Leitsatz (amtlich)

§ 556 Abs. 3 Satz 3 BGB findet auf gewerbliche Mietverhältnisse keine analoge Anwendung.

 

Normenkette

BGB § 556 Abs. 3 S. 3

 

Verfahrensgang

LG Düsseldorf (Urteil vom 03.04.2007; Aktenzeichen 35 O 122/06)

 

Tenor

Die Beklagte wird darauf hingewiesen, dass der Senat beabsichtigt, gem. § 522 Abs. 2 ZPO wie folgt über ihre Berufung zu entscheiden:

"Die Berufung der Beklagten gegen das am 3.4.2007 verkündete Urteil der 5. Kammer für Handelssachen des LG Düsseldorf wird zurückgewiesen.

Die Kosten der Berufung werden der Beklagten auferlegt."

 

Gründe

Das angefochtene Urteil beruht weder auf einer Rechtsverletzung (§§ 513 Abs. 1, 520 Abs. 3 Satz 2 Nr. 2, 546 ZPO) noch rechtfertigen die im Berufungsverfahren zugrunde zu legenden Tatsachen (§§ 520 Abs. 3 Satz 2 Nr. 3, 529 Abs. 1 ZPO) eine abweichende Beurteilung. Das LG ist mit einer überzeugenden Begründung, die der Senat sich zu eigen macht, zu dem Ergebnis gelangt, dass der Klägerin gegen die Beklagte ein Anspruch auf Zahlung rückständiger Betriebskosten, einschließlich erhöhter Vorauszahlungen, i.H.v. insgesamt 61.709,99 EUR nebst Zinsen zusteht. Das Berufungsvorbringen rechtfertigt keine hiervon abweichende Beurteilung. Soweit der Berufungsvortrag Anlass zur Erörterung gibt, beruht dies auf folgenden Überlegungen:

Wie der Senat bereits entschieden hat (GuT 2006, 132), findet § 556 Abs. 3 BGB auf gewerbliche Mietverhältnisse keine Anwendung. Dies entspricht der einheitlichen Auffassung in der veröffentlichen obergerichtlichen Rechtsprechung (OLG Düsseldorf, GE 2003, 323 zu § 20 Abs. 3 NMV - 24. ZS.; KG, ZMR 2007, 449 - 12. ZS.; KG, ZMR 2006, 526 - 8. ZS.; OLG Köln, GuT 2006, 314; OLG Brandenburg, Info M 2007, 22; LG Berlin, GE 2007, 446; a.A. AG Wiesbaden, NZM 2006, 140). Auch das mietrechtliche Schrifttum verneint eine Einbeziehung gewerblicher Mietverhältnisse in den Anwendungsbereich des § 556 BGB (vgl.
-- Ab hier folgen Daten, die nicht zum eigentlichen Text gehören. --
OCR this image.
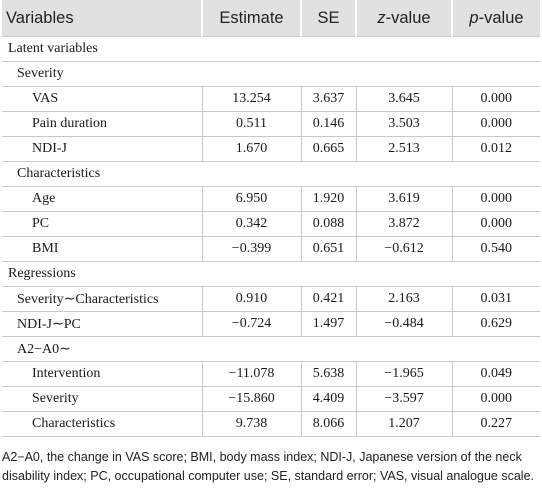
Variables	Estimate	SE	z-value	p-value
Latent variables				
Severity				
VAS	13.254	3.637	3.645	0.000
Pain duration	0.511	0.146	3.503	0.000
NDI-J	1.670	0.665	2.513	0.012
Characteristics				
Age	6.950	1.920	3.619	0.000
PC	0.342	0.088	3.872	0.000
BMI	−0.399	0.651	−0.612	0.540
Regressions				
Severity∼Characteristics	0.910	0.421	2.163	0.031
NDI-J∼PC	−0.724	1.497	−0.484	0.629
A2−A0∼				
Intervention	−11.078	5.638	−1.965	0.049
Severity	−15.860	4.409	−3.597	0.000
Characteristics	9.738	8.066	1.207	0.227
A2−A0, the change in VAS score; BMI, body mass index; NDI-J, Japanese version of the neck disability index; PC, occupational computer use; SE, standard error; VAS, visual analogue scale.
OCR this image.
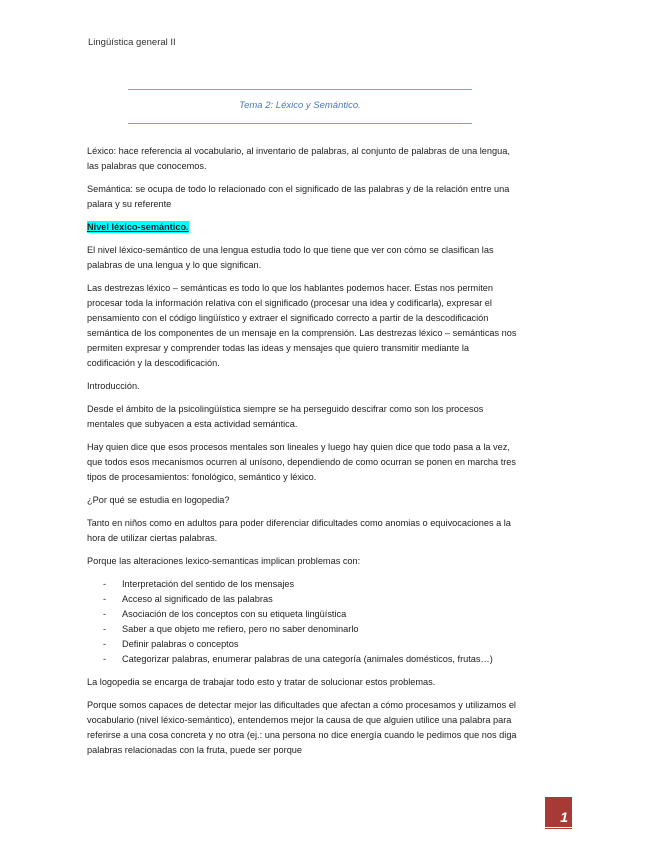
Lingüística general II
Tema 2: Léxico y Semántico.

Léxico: hace referencia al vocabulario, al inventario de palabras, al conjunto de palabras de una lengua, las palabras que conocemos.

Semántica: se ocupa de todo lo relacionado con el significado de las palabras y de la relación entre una palara y su referente

Nivel léxico-semántico.

El nivel léxico-semántico de una lengua estudia todo lo que tiene que ver con cómo se clasifican las palabras de una lengua y lo que significan.

Las destrezas léxico – semánticas es todo lo que los hablantes podemos hacer. Estas nos permiten procesar toda la información relativa con el significado (procesar una idea y codificarla), expresar el pensamiento con el código lingüístico y extraer el significado correcto a partir de la descodificación semántica de los componentes de un mensaje en la comprensión. Las destrezas léxico – semánticas nos permiten expresar y comprender todas las ideas y mensajes que quiero transmitir mediante la codificación y la descodificación.

Introducción.

Desde el ámbito de la psicolingüística siempre se ha perseguido descifrar como son los procesos mentales que subyacen a esta actividad semántica.

Hay quien dice que esos procesos mentales son lineales y luego hay quien dice que todo pasa a la vez, que todos esos mecanismos ocurren al unísono, dependiendo de como ocurran se ponen en marcha tres tipos de procesamientos: fonológico, semántico y léxico.

¿Por qué se estudia en logopedia?

Tanto en niños como en adultos para poder diferenciar dificultades como anomias o equivocaciones a la hora de utilizar ciertas palabras.

Porque las alteraciones lexico-semanticas implican problemas con:

- Interpretación del sentido de los mensajes
- Acceso al significado de las palabras
- Asociación de los conceptos con su etiqueta lingüística
- Saber a que objeto me refiero, pero no saber denominarlo
- Definir palabras o conceptos
- Categorizar palabras, enumerar palabras de una categoría (animales domésticos, frutas…)

La logopedia se encarga de trabajar todo esto y tratar de solucionar estos problemas.

Porque somos capaces de detectar mejor las dificultades que afectan a cómo procesamos y utilizamos el vocabulario (nivel léxico-semántico), entendemos mejor la causa de que alguien utilice una palabra para referirse a una cosa concreta y no otra (ej.: una persona no dice energía cuando le pedimos que nos diga palabras relacionadas con la fruta, puede ser porque

1
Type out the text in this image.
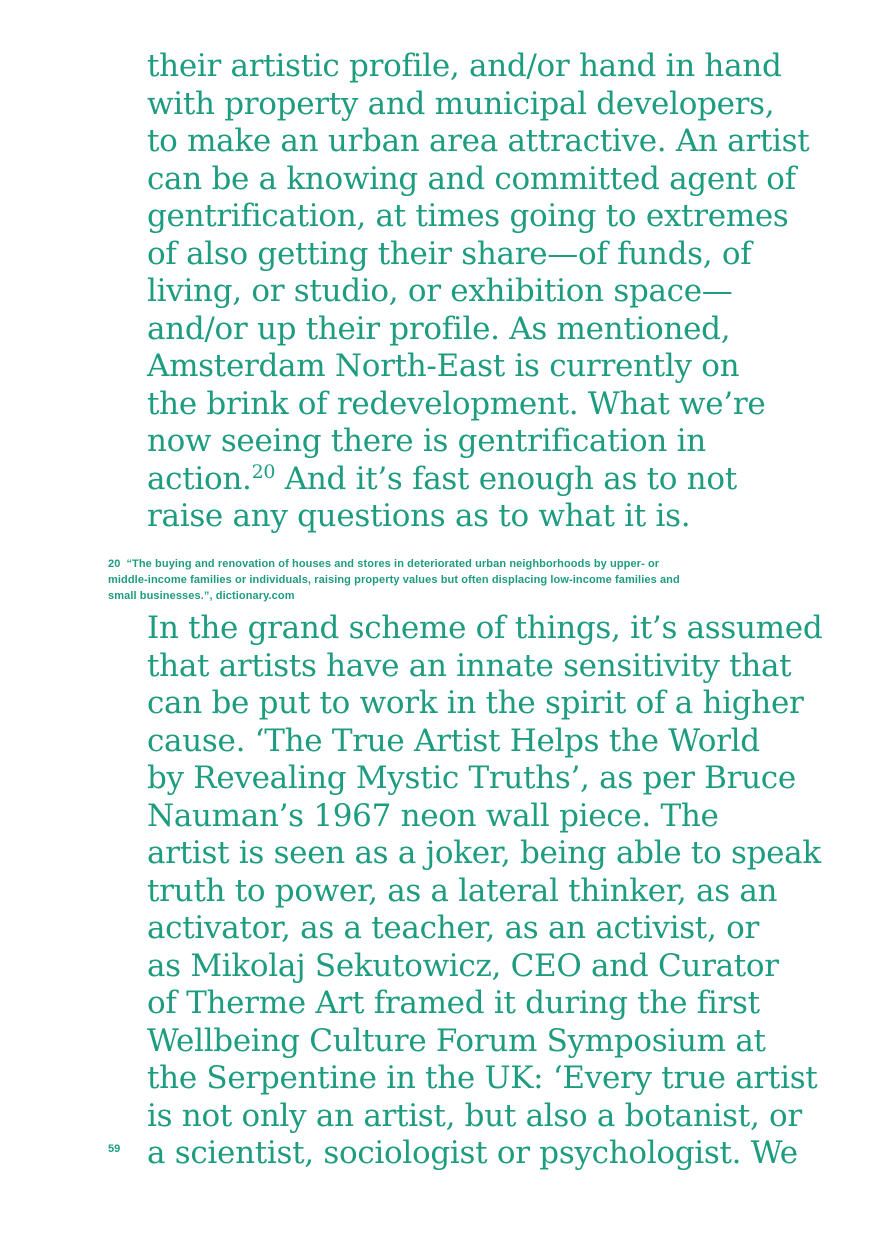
their artistic profile, and/or hand in hand
with property and municipal developers,
to make an urban area attractive. An artist
can be a knowing and committed agent of
gentrification, at times going to extremes
of also getting their share—of funds, of
living, or studio, or exhibition space—
and/or up their profile. As mentioned,
Amsterdam North-East is currently on
the brink of redevelopment. What we’re
now seeing there is gentrification in
action.$^{20}$ And it’s fast enough as to not
raise any questions as to what it is.
20 “The buying and renovation of houses and stores in deteriorated urban neighborhoods by upper- or
middle-income families or individuals, raising property values but often displacing low-income families and
small businesses.”, dictionary.com
In the grand scheme of things, it’s assumed
that artists have an innate sensitivity that
can be put to work in the spirit of a higher
cause. ‘The True Artist Helps the World
by Revealing Mystic Truths’, as per Bruce
Nauman’s 1967 neon wall piece. The
artist is seen as a joker, being able to speak
truth to power, as a lateral thinker, as an
activator, as a teacher, as an activist, or
as Mikolaj Sekutowicz, CEO and Curator
of Therme Art framed it during the first
Wellbeing Culture Forum Symposium at
the Serpentine in the UK: ‘Every true artist
is not only an artist, but also a botanist, or
a scientist, sociologist or psychologist. We
59
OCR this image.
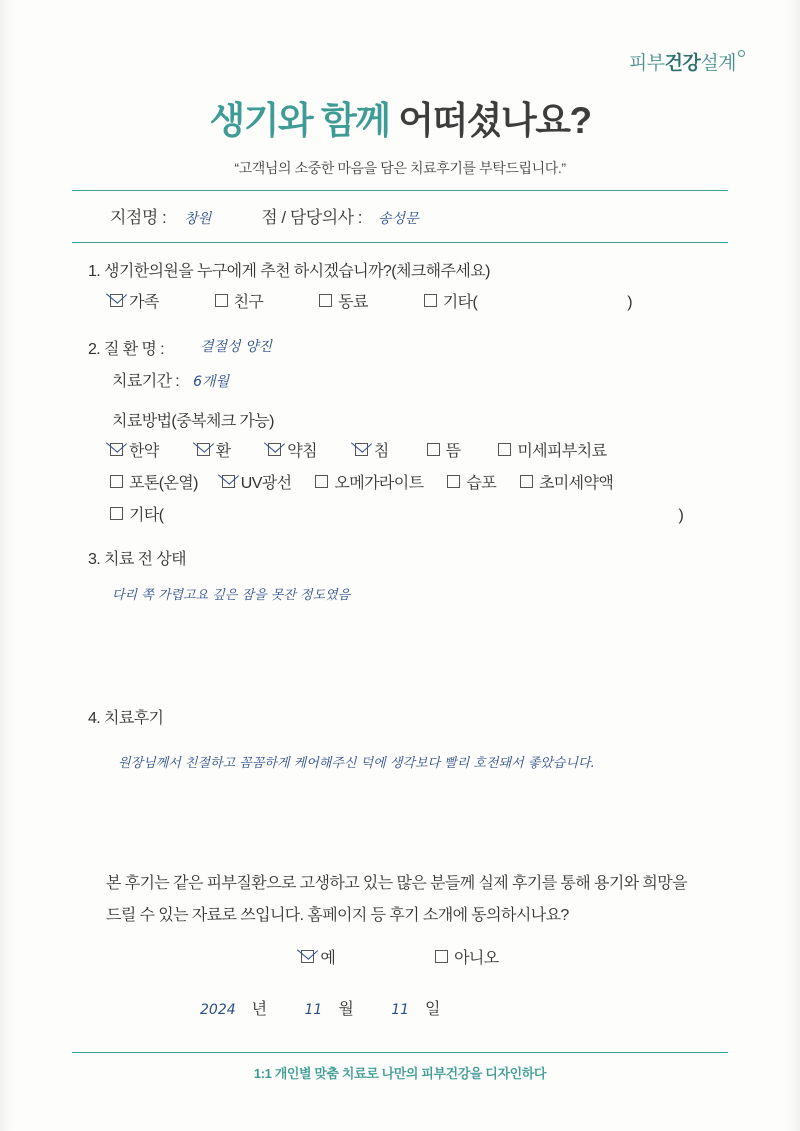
피부건강설계
생기와 함께 어떠셨나요?
“고객님의 소중한 마음을 담은 치료후기를 부탁드립니다.”
지점명 : 창원	점 / 담당의사 : 송성문
1. 생기한의원을 누구에게 추천 하시겠습니까?(체크해주세요)
가족	친구	동료	기타(	)
2. 질 환 명 :	결절성 양진
치료기간 : 6개월
치료방법(중복체크 가능)
한약	환	약침	침	뜸	미세피부치료
포톤(온열)	UV광선	오메가라이트	습포	초미세약액
기타(	)
3. 치료 전 상태
다리 쪽 가렵고요 깊은 잠을 못잔 정도였음
4. 치료후기
원장님께서 친절하고 꼼꼼하게 케어해주신 덕에 생각보다 빨리 호전돼서 좋았습니다.
본 후기는 같은 피부질환으로 고생하고 있는 많은 분들께 실제 후기를 통해 용기와 희망을 드릴 수 있는 자료로 쓰입니다. 홈페이지 등 후기 소개에 동의하시나요?
예	아니오
2024 년	11 월	11 일
1:1 개인별 맞춤 치료로 나만의 피부건강을 디자인하다
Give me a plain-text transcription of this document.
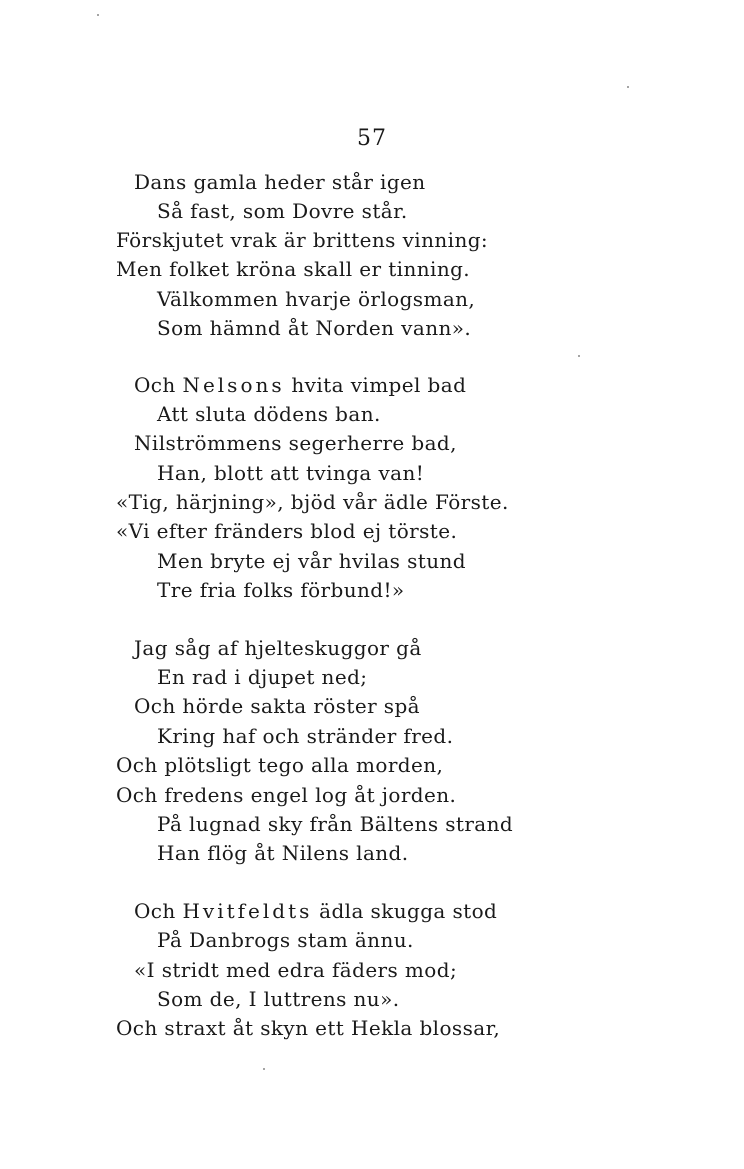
57
Dans gamla heder står igen
Så fast, som Dovre står.
Förskjutet vrak är brittens vinning:
Men folket kröna skall er tinning.
Välkommen hvarje örlogsman,
Som hämnd åt Norden vann».
Och Nelsons hvita vimpel bad
Att sluta dödens ban.
Nilströmmens segerherre bad,
Han, blott att tvinga van!
«Tig, härjning», bjöd vår ädle Förste.
«Vi efter fränders blod ej törste.
Men bryte ej vår hvilas stund
Tre fria folks förbund!»
Jag såg af hjelteskuggor gå
En rad i djupet ned;
Och hörde sakta röster spå
Kring haf och stränder fred.
Och plötsligt tego alla morden,
Och fredens engel log åt jorden.
På lugnad sky från Bältens strand
Han flög åt Nilens land.
Och Hvitfeldts ädla skugga stod
På Danbrogs stam ännu.
«I stridt med edra fäders mod;
Som de, I luttrens nu».
Och straxt åt skyn ett Hekla blossar,
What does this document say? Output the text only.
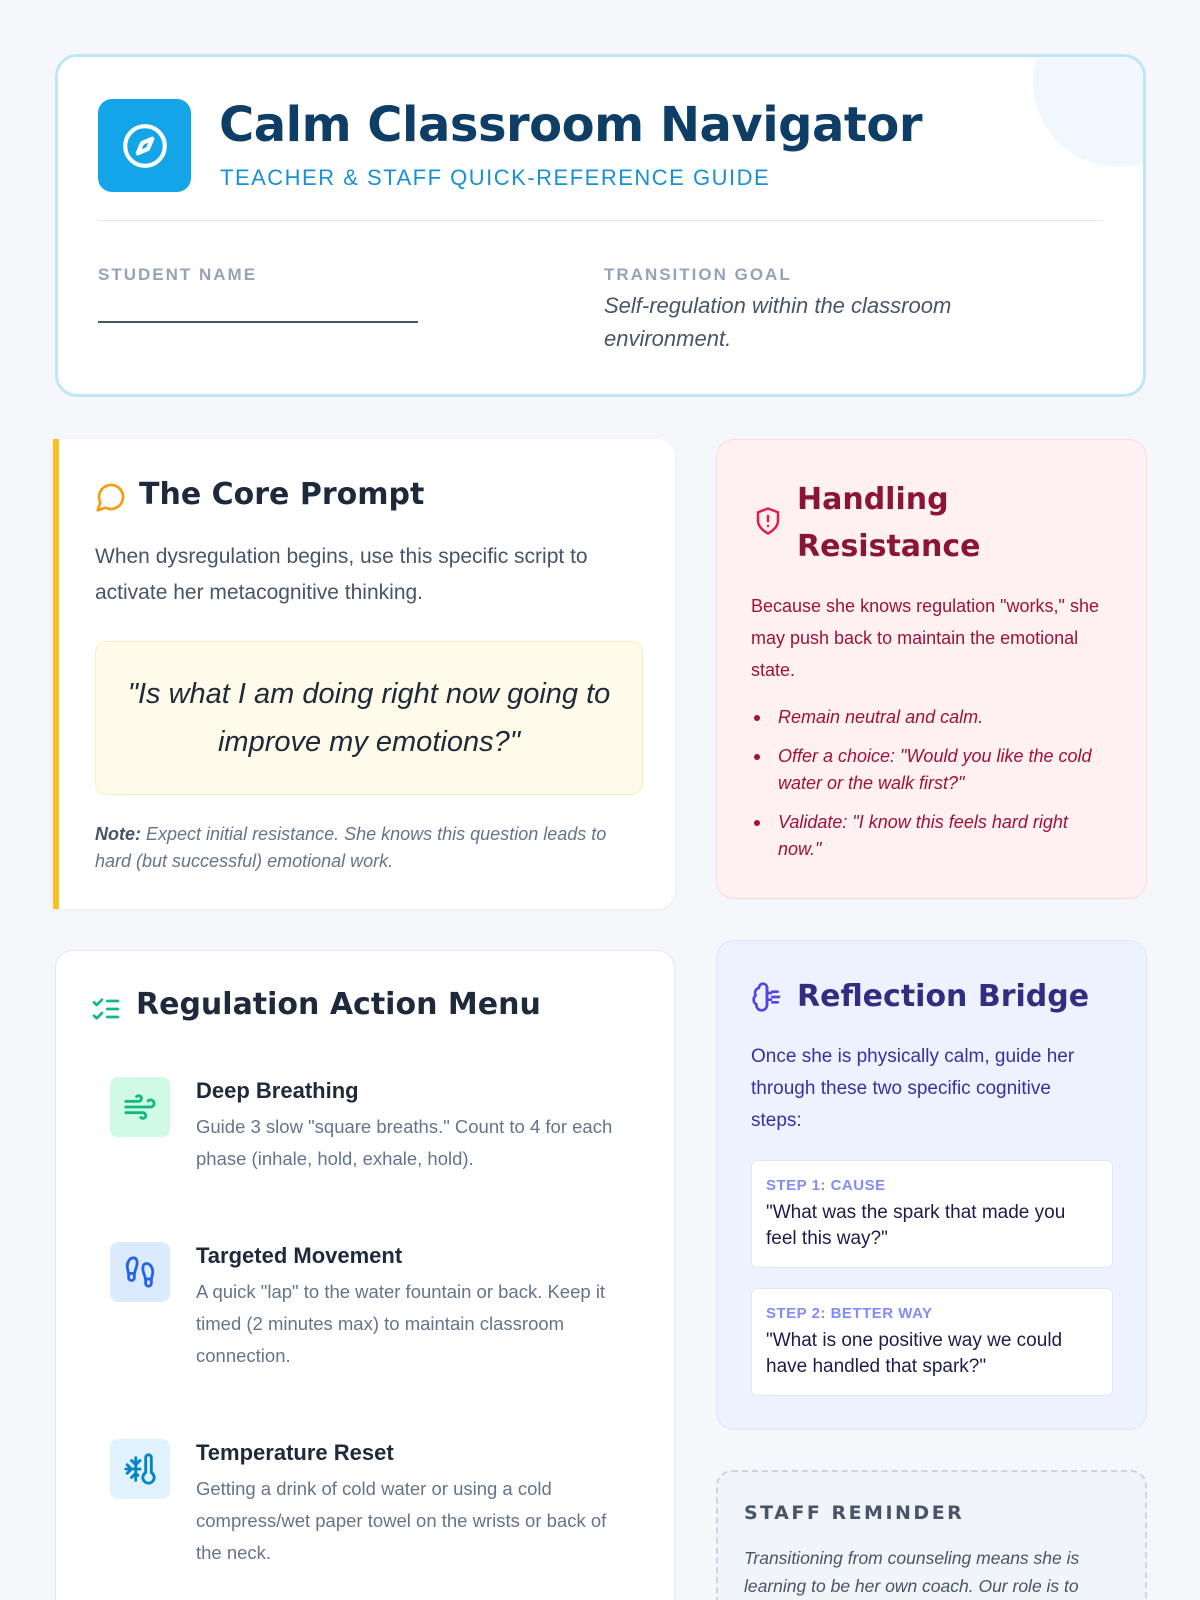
Calm Classroom Navigator
TEACHER & STAFF QUICK-REFERENCE GUIDE
STUDENT NAME	TRANSITION GOAL
Self-regulation within the classroom environment.
The Core Prompt
When dysregulation begins, use this specific script to activate her metacognitive thinking.
"Is what I am doing right now going to improve my emotions?"
Note: Expect initial resistance. She knows this question leads to hard (but successful) emotional work.
Handling Resistance
Because she knows regulation "works," she may push back to maintain the emotional state.
Remain neutral and calm.
Offer a choice: "Would you like the cold water or the walk first?"
Validate: "I know this feels hard right now."
Regulation Action Menu
Deep Breathing
Guide 3 slow "square breaths." Count to 4 for each phase (inhale, hold, exhale, hold).
Targeted Movement
A quick "lap" to the water fountain or back. Keep it timed (2 minutes max) to maintain classroom connection.
Temperature Reset
Getting a drink of cold water or using a cold compress/wet paper towel on the wrists or back of the neck.
Reflection Bridge
Once she is physically calm, guide her through these two specific cognitive steps:
STEP 1: CAUSE
"What was the spark that made you feel this way?"
STEP 2: BETTER WAY
"What is one positive way we could have handled that spark?"
STAFF REMINDER
Transitioning from counseling means she is learning to be her own coach. Our role is to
BeckOKBGB/Ehlert, § 556, Rz. 3; Blank/Börstinghaus, Miete, 2. Aufl., § 556 Rz. 170; Palandt/Weidenkaff, BGB, 66. Aufl., § 556, Rz. 2; Schmidt-Futterer/Langenberg, Mietrecht, 9. Aufl., § 556 BGB, Rz. 458; Staudinger/Weitemeyer, Bearb. 2006, § 556 BGB, Rz. 8, 106; Emmerich/Sonnenschein/Weitemeyer, Miete-Handkommentar, 9. Aufl., § 556, Rz. 62; Beyerle in Geschäftsraummiete, Kap. 11, Rz. 167; Bieber/Ingendoh/Schimmel, Geschäftsraummiete, S. 167, Rz. 228; Langenberg, Betriebskostenrecht der Wohn- und Geschäftsraummiete, 4. Aufl. G 93).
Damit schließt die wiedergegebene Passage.